This slow cooker 3-ingredient navy bean pasta is the kind of humble, filling dish my great aunt would stretch to feed a whole family on just a few pantry staples. It’s all about creamy beans and tender little noodles, simmered together until everything gets that starchy, glossy coating and the navy beans start to break down into a cozy, pale broth. It’s not fancy, but it’s pure Midwest comfort food: cheap, hearty, and exactly what you want on a cold night when you’re short on time and energy.
Serve this navy bean pasta straight from the slow cooker with a generous grind of black pepper on top. If you have them, simple sides like steamed or roasted veggies, a green salad, or crusty bread are perfect for rounding it out. It also pairs really well with something tangy or bright—think pickles, a splash of hot sauce, or a squeeze of lemon—to cut through the creaminess. Leftovers thicken as they sit, so you can spoon them into bowls the next day as a stick-to-your-ribs lunch.
Slow Cooker Navy Bean Pasta
Servings: 6
Ingredients
1 pound (about 2 cups) dry navy beans, rinsed and picked over
8 cups water
2 cups (about 8 ounces) small shell pasta, uncooked
Directions
Rinse the dry navy beans under cool running water and pick out any broken beans or debris. Do not soak the beans for this recipe; they’ll cook low and slow in the slow cooker.
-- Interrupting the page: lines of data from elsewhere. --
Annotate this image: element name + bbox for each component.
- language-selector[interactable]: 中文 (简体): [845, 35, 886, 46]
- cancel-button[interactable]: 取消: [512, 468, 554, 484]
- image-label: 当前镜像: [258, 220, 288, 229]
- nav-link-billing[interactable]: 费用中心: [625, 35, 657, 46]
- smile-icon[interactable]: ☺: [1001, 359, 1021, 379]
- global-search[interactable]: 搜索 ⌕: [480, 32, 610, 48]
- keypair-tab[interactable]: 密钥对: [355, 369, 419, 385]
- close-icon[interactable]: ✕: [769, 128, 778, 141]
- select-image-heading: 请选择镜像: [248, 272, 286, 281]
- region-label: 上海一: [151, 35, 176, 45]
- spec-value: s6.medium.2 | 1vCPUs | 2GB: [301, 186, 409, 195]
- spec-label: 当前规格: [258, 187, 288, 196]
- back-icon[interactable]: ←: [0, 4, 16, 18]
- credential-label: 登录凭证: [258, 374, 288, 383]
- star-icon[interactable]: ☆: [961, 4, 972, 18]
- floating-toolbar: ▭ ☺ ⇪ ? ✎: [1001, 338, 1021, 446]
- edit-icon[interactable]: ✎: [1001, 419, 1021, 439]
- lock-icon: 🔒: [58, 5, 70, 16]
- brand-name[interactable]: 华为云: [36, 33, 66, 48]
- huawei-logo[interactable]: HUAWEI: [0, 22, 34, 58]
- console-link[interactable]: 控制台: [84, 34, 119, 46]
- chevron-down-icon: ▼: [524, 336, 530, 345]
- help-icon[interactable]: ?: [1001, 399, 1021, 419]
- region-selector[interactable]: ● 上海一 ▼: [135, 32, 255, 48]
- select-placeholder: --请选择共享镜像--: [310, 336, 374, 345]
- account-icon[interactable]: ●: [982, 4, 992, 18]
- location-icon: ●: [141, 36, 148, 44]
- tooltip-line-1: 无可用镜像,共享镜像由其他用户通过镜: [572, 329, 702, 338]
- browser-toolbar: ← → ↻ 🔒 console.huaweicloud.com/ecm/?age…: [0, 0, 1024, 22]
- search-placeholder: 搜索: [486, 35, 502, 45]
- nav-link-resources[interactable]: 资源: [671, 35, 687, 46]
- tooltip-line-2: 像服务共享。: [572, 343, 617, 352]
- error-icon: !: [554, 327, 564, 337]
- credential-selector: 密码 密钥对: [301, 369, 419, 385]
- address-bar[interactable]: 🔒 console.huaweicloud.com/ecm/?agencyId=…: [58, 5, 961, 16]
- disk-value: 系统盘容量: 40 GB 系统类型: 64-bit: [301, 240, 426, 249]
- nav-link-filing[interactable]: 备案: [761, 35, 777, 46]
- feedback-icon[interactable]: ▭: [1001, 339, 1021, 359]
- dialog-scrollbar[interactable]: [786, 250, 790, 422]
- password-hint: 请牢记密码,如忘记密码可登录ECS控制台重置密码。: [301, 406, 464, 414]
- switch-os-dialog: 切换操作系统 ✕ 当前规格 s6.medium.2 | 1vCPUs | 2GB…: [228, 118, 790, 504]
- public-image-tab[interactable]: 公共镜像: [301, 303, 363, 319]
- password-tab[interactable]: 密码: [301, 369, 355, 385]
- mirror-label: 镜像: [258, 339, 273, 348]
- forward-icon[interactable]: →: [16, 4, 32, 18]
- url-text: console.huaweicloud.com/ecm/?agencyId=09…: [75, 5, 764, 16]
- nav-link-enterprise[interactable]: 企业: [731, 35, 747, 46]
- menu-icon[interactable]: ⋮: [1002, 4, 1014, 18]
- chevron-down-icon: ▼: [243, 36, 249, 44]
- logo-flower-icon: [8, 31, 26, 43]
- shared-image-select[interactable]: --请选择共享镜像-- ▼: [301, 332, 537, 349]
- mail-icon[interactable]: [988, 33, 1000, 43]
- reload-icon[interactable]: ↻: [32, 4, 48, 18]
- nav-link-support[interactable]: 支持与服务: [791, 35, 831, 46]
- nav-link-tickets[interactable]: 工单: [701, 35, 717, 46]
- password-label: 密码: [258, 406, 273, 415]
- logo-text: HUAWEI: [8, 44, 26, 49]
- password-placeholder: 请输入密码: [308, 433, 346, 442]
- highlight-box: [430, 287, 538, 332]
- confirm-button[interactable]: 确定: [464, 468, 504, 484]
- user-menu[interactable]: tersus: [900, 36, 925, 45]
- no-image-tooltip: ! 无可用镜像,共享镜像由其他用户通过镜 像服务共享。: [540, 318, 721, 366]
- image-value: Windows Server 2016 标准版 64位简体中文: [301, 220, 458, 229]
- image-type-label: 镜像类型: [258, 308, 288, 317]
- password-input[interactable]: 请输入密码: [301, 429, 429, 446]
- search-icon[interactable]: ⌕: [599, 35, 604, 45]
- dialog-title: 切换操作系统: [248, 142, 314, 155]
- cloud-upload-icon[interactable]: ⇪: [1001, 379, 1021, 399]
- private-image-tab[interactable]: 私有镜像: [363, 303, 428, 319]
Add the rinsed navy beans to a large slow cooker (at least 5-quart capacity). Pour in the water. The beans should be well covered, with a few extra inches of water above them to allow for expansion and starchiness from the pasta later.
Cover the slow cooker with the lid and cook the beans on HIGH for 4 to 5 hours, or on LOW for 7 to 8 hours, until the navy beans are very tender and just starting to break apart at the edges. They should be creamy inside when you press one between your fingers.
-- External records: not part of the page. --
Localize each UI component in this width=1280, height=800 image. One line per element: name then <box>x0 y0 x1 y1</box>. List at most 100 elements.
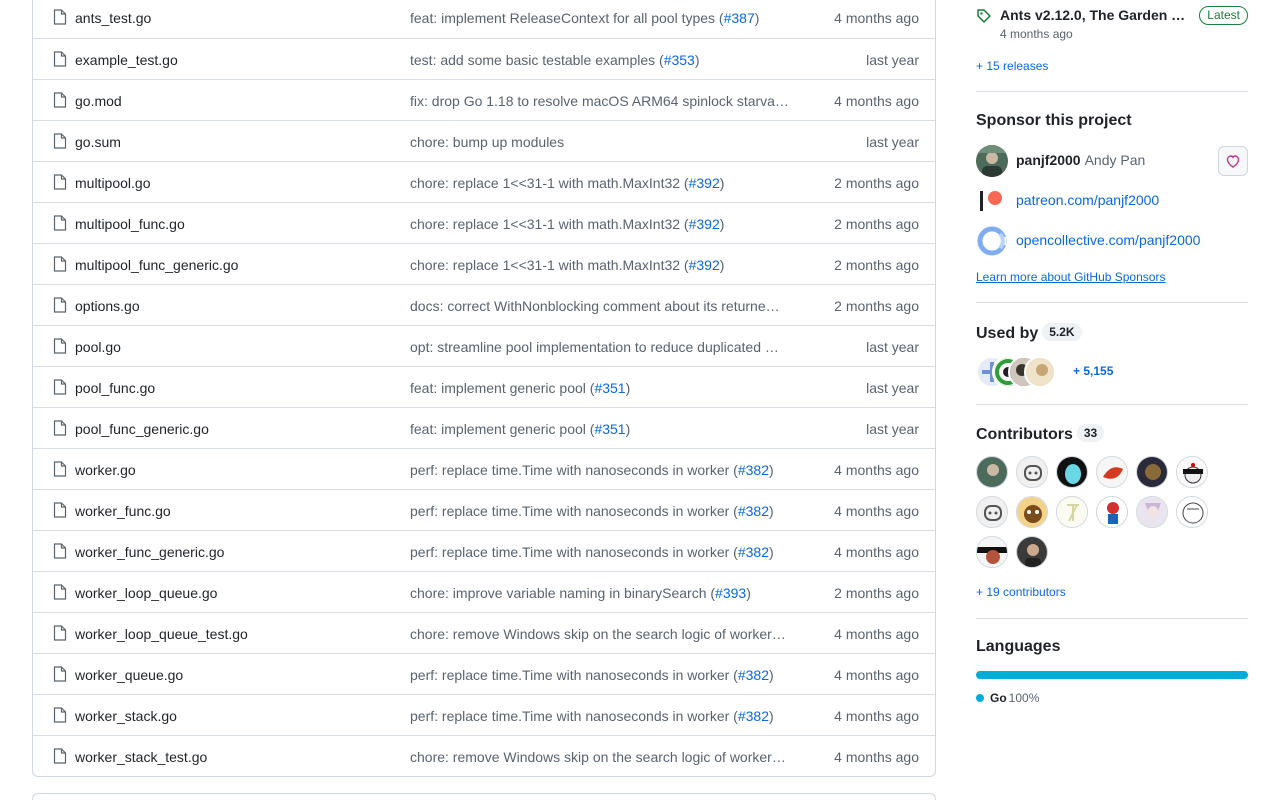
file-name-link[interactable]: ants_test.go <box>75 9 151 27</box>
commit-message-text[interactable]: chore: remove Windows skip on the search… <box>410 749 786 765</box>
file-row[interactable]: pool_func.go feat: implement generic pool… <box>33 366 935 407</box>
commit-message[interactable]: feat: implement generic pool (#351) <box>410 420 800 438</box>
file-row[interactable]: go.mod fix: drop Go 1.18 to resolve macOS… <box>33 79 935 120</box>
file-row[interactable]: worker.go perf: replace time.Time with na… <box>33 448 935 489</box>
commit-message[interactable]: perf: replace time.Time with nanoseconds… <box>410 502 800 520</box>
commit-message[interactable]: feat: implement generic pool (#351) <box>410 379 800 397</box>
commit-message[interactable]: chore: replace 1<<31-1 with math.MaxInt3… <box>410 256 800 274</box>
pr-link[interactable]: #387 <box>724 10 755 26</box>
sponsor-login[interactable]: panjf2000 <box>1016 152 1081 168</box>
commit-message-text[interactable]: chore: bump up modules <box>410 134 564 150</box>
file-name-link[interactable]: multipool_func_generic.go <box>75 256 238 274</box>
avatar[interactable] <box>976 145 1008 177</box>
pr-link[interactable]: #392 <box>689 175 720 191</box>
pr-link[interactable]: #392 <box>689 257 720 273</box>
file-row[interactable]: worker_func_generic.go perf: replace time… <box>33 530 935 571</box>
pr-link[interactable]: #382 <box>738 708 769 724</box>
commit-message[interactable]: docs: correct WithNonblocking comment ab… <box>410 297 800 315</box>
avatar[interactable] <box>1136 496 1168 528</box>
file-row[interactable]: multipool_func.go chore: replace 1<<31-1 … <box>33 202 935 243</box>
used-by-heading[interactable]: Used by 5.2K <box>976 323 1082 343</box>
language-name[interactable]: Go <box>990 691 1007 705</box>
file-row[interactable]: multipool_func_generic.go chore: replace … <box>33 243 935 284</box>
contributors-label[interactable]: Contributors <box>976 426 1073 443</box>
commit-message-text[interactable]: feat: implement generic pool ( <box>410 380 594 396</box>
avatar[interactable] <box>1136 456 1168 488</box>
commit-message-text[interactable]: test: add some basic testable examples ( <box>410 52 664 68</box>
file-name-link[interactable]: worker_func_generic.go <box>75 543 224 561</box>
pr-link[interactable]: #351 <box>594 380 625 396</box>
commit-message[interactable]: perf: replace time.Time with nanoseconds… <box>410 707 800 725</box>
file-name-link[interactable]: go.mod <box>75 92 122 110</box>
file-row[interactable]: worker_loop_queue_test.go chore: remove W… <box>33 612 935 653</box>
opencollective-link[interactable]: opencollective.com/panjf2000 <box>1016 232 1200 248</box>
sponsor-patreon[interactable]: patreon.com/panjf2000 <box>976 185 1248 217</box>
commit-message-text[interactable]: chore: remove Windows skip on the search… <box>410 626 786 642</box>
avatar[interactable] <box>1016 456 1048 488</box>
file-row[interactable]: worker_stack_test.go chore: remove Window… <box>33 735 935 776</box>
file-row[interactable]: pool.go opt: streamline pool implementati… <box>33 325 935 366</box>
commit-message-text[interactable]: perf: replace time.Time with nanoseconds… <box>410 708 738 724</box>
pr-link[interactable]: #393 <box>715 585 746 601</box>
commit-message-text[interactable]: perf: replace time.Time with nanoseconds… <box>410 462 738 478</box>
used-by-label[interactable]: Used by <box>976 325 1038 342</box>
file-name-link[interactable]: pool_func_generic.go <box>75 420 209 438</box>
file-name-link[interactable]: pool.go <box>75 338 121 356</box>
commit-message[interactable]: chore: bump up modules <box>410 133 800 151</box>
file-row[interactable]: worker_loop_queue.go chore: improve varia… <box>33 571 935 612</box>
file-name-link[interactable]: multipool_func.go <box>75 215 185 233</box>
file-name-link[interactable]: worker.go <box>75 461 136 479</box>
commit-message[interactable]: perf: replace time.Time with nanoseconds… <box>410 461 800 479</box>
avatar[interactable] <box>1016 496 1048 528</box>
pr-link[interactable]: #382 <box>738 503 769 519</box>
pr-link[interactable]: #382 <box>738 462 769 478</box>
commit-message[interactable]: chore: replace 1<<31-1 with math.MaxInt3… <box>410 215 800 233</box>
file-name-link[interactable]: pool_func.go <box>75 379 155 397</box>
avatar[interactable] <box>1176 456 1208 488</box>
file-row[interactable]: worker_stack.go perf: replace time.Time w… <box>33 694 935 735</box>
contributors-heading[interactable]: Contributors 33 <box>976 424 1105 444</box>
file-row[interactable]: go.sum chore: bump up modules last year <box>33 120 935 161</box>
commit-message-text[interactable]: chore: replace 1<<31-1 with math.MaxInt3… <box>410 175 689 191</box>
commit-message[interactable]: test: add some basic testable examples (… <box>410 51 800 69</box>
file-row[interactable]: example_test.go test: add some basic test… <box>33 38 935 79</box>
avatar[interactable] <box>1096 456 1128 488</box>
file-name-link[interactable]: worker_queue.go <box>75 666 183 684</box>
avatar[interactable] <box>976 496 1008 528</box>
avatar[interactable] <box>1096 496 1128 528</box>
sponsor-opencollective[interactable]: opencollective.com/panjf2000 <box>976 225 1248 257</box>
file-row[interactable]: pool_func_generic.go feat: implement gene… <box>33 407 935 448</box>
commit-message-text[interactable]: perf: replace time.Time with nanoseconds… <box>410 667 738 683</box>
avatar[interactable] <box>1056 456 1088 488</box>
file-name-link[interactable]: go.sum <box>75 133 121 151</box>
commit-message-text[interactable]: chore: replace 1<<31-1 with math.MaxInt3… <box>410 257 689 273</box>
avatar[interactable] <box>976 456 1008 488</box>
pr-link[interactable]: #382 <box>738 544 769 560</box>
file-name-link[interactable]: worker_loop_queue.go <box>75 584 217 602</box>
commit-message[interactable]: chore: improve variable naming in binary… <box>410 584 800 602</box>
file-name-link[interactable]: worker_loop_queue_test.go <box>75 625 248 643</box>
commit-message-text[interactable]: opt: streamline pool implementation to r… <box>410 339 779 355</box>
commit-message-text[interactable]: docs: correct WithNonblocking comment ab… <box>410 298 780 314</box>
file-row[interactable]: ants_test.go feat: implement ReleaseConte… <box>33 0 935 38</box>
file-name-link[interactable]: worker_stack.go <box>75 707 177 725</box>
commit-message[interactable]: fix: drop Go 1.18 to resolve macOS ARM64… <box>410 92 800 110</box>
pr-link[interactable]: #392 <box>689 216 720 232</box>
more-contributors-link[interactable]: + 19 contributors <box>976 585 1066 599</box>
avatar[interactable] <box>1176 496 1208 528</box>
file-row[interactable]: worker_queue.go perf: replace time.Time w… <box>33 653 935 694</box>
commit-message[interactable]: opt: streamline pool implementation to r… <box>410 338 800 356</box>
used-by-more-link[interactable]: + 5,155 <box>1073 364 1113 378</box>
learn-more-sponsors-link[interactable]: Learn more about GitHub Sponsors <box>976 270 1165 284</box>
commit-message-text[interactable]: chore: improve variable naming in binary… <box>410 585 715 601</box>
commit-message[interactable]: perf: replace time.Time with nanoseconds… <box>410 543 800 561</box>
file-name-link[interactable]: options.go <box>75 297 140 315</box>
avatar[interactable] <box>1056 496 1088 528</box>
commit-message[interactable]: perf: replace time.Time with nanoseconds… <box>410 666 800 684</box>
commit-message-text[interactable]: feat: implement generic pool ( <box>410 421 594 437</box>
file-row[interactable]: options.go docs: correct WithNonblocking … <box>33 284 935 325</box>
commit-message-text[interactable]: feat: implement ReleaseContext for all p… <box>410 10 724 26</box>
avatar[interactable] <box>1016 536 1048 568</box>
file-name-link[interactable]: worker_stack_test.go <box>75 748 207 766</box>
file-row[interactable]: worker_func.go perf: replace time.Time wi… <box>33 489 935 530</box>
Once the beans are tender and the cooking liquid looks pale and slightly creamy, stir the beans gently to release more starch into the broth. Taste a bean and, if desired, season lightly with salt at this point, knowing the flavors will concentrate a bit more when you add the pasta. (If you prefer to keep the base absolutely plain and budget-friendly, you can skip the salt.)
Stir in the uncooked small shell pasta, making sure the pasta is fully submerged in the bean broth. If the liquid level looks low and the pasta isn’t covered, add just enough extra water to barely cover the pasta. Do not overdo it—the goal is a thick, creamy mixture, not a soup.
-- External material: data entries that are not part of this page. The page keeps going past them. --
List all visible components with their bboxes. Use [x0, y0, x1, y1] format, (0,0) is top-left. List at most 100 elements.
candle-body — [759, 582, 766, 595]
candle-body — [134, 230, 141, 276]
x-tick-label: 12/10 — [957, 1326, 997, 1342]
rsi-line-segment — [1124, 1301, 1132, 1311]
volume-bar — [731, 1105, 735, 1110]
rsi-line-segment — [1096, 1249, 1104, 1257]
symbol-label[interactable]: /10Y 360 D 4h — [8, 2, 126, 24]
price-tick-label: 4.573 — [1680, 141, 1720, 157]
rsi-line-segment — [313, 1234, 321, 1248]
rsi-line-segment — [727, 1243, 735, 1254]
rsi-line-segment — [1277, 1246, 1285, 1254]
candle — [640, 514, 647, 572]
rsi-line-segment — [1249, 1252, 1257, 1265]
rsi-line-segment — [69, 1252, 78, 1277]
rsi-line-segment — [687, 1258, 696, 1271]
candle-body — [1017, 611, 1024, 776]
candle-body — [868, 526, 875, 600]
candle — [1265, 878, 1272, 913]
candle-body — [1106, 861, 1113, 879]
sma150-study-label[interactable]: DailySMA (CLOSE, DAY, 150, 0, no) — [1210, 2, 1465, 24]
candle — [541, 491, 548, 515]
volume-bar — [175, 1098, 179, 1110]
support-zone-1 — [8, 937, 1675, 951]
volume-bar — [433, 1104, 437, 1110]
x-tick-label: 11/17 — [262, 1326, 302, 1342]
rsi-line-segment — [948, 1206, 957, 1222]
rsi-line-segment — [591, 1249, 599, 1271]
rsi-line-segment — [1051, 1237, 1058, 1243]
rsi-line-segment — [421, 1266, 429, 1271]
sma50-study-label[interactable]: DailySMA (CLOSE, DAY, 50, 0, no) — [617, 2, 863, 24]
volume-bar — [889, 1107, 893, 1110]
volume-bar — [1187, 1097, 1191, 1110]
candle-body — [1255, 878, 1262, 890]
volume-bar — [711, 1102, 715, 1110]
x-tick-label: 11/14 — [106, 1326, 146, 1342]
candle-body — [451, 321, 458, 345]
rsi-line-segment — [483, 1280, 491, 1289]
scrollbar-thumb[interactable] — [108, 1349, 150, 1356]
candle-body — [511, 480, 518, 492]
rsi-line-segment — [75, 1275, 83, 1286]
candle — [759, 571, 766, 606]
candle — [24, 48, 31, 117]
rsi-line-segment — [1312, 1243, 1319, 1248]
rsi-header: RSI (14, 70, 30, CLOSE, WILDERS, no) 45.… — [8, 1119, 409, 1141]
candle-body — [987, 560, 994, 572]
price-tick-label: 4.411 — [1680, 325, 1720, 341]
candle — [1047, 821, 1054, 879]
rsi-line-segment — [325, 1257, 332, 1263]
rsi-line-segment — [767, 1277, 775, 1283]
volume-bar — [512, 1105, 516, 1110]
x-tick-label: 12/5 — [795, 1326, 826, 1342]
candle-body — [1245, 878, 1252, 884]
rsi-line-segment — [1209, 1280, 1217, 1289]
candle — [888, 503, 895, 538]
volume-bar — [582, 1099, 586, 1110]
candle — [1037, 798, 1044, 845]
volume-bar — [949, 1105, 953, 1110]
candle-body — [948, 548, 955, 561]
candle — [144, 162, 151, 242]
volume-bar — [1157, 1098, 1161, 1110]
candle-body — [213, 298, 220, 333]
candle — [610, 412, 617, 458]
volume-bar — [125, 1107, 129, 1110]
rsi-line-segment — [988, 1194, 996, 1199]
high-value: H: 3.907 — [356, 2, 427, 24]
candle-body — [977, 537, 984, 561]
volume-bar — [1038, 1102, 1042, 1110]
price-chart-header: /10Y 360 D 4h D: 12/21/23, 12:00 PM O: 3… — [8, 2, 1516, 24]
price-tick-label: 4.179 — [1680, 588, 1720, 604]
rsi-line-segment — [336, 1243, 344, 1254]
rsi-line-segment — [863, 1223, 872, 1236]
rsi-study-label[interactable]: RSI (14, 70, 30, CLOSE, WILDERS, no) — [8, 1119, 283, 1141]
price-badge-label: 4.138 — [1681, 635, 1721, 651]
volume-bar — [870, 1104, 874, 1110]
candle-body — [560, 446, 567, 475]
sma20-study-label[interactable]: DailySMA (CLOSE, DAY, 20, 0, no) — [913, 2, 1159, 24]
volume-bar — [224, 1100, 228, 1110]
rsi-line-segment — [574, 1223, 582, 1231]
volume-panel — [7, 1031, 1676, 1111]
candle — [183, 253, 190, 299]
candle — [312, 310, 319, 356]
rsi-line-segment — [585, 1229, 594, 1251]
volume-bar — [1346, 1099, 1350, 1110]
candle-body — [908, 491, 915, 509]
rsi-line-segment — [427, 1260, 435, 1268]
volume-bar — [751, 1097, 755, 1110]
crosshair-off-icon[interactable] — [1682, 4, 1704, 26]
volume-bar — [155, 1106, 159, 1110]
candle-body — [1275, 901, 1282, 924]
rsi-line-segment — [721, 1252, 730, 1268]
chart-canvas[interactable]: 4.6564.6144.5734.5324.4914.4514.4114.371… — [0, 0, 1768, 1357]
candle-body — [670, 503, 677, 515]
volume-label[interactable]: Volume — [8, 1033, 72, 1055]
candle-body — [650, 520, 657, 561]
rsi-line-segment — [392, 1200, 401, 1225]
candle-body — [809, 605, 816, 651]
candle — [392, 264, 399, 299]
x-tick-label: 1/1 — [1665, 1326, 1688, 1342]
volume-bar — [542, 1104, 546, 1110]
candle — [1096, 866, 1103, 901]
Cover the slow cooker again and cook on HIGH for 20 to 30 minutes, stirring once halfway through, until the pasta is just tender. Slow cooker temperatures vary, so start checking around the 15-minute mark. The beans will break down a little more as you stir, helping to create that glossy, creamy coating on the shells.
When the pasta is cooked to your liking and the mixture has thickened into a creamy, starchy sauce, give everything a final gentle stir. If it’s thicker than you’d like, stir in a splash of hot water to loosen. If it’s too brothy, let it sit with the lid off for 5 to 10 minutes; the pasta and beans will continue to absorb liquid.
Serve the navy bean pasta hot, straight from the slow cooker. If you have any on hand, you can finish individual bowls with a drizzle of olive oil, a pinch of salt, or cracked black pepper, but the dish is designed to be satisfying and comforting even without extras.
Variations & Tips
This recipe is intentionally bare-bones to stay true to that old-school, feed-a-crowd-on-pennies feeling, but you can dress it up if your budget and pantry allow. For extra richness, stir in a knob of butter or a splash of milk at the end to make the beans and pasta even creamier. If you want more flavor without adding a lot of ingredients, toss in a bay leaf or a peeled onion half with the beans at the beginning and remove before serving. You can also swap the water for low-sodium broth to deepen the flavor. Any small pasta shape works—ditalini, elbows, or tiny stars all behave similarly to shells. For protein, stir in leftover shredded chicken or chopped ham during the last 10 minutes of cooking just to warm through. Food safety tips: Always start with dry beans that have been rinsed and picked over; discard any shriveled or discolored beans or debris. Do not cook dry beans on the WARM setting—use HIGH or LOW only, and make sure they reach a simmer and become completely tender before eating. If you use older beans, they may take longer to soften; continue cooking until they are fully tender. Cool leftovers quickly, within 2 hours, transfer to shallow containers, and refrigerate for up to 4 days. Reheat thoroughly until steaming hot, and you may want to add a splash of water when reheating, as the pasta and beans will continue to thicken in the fridge.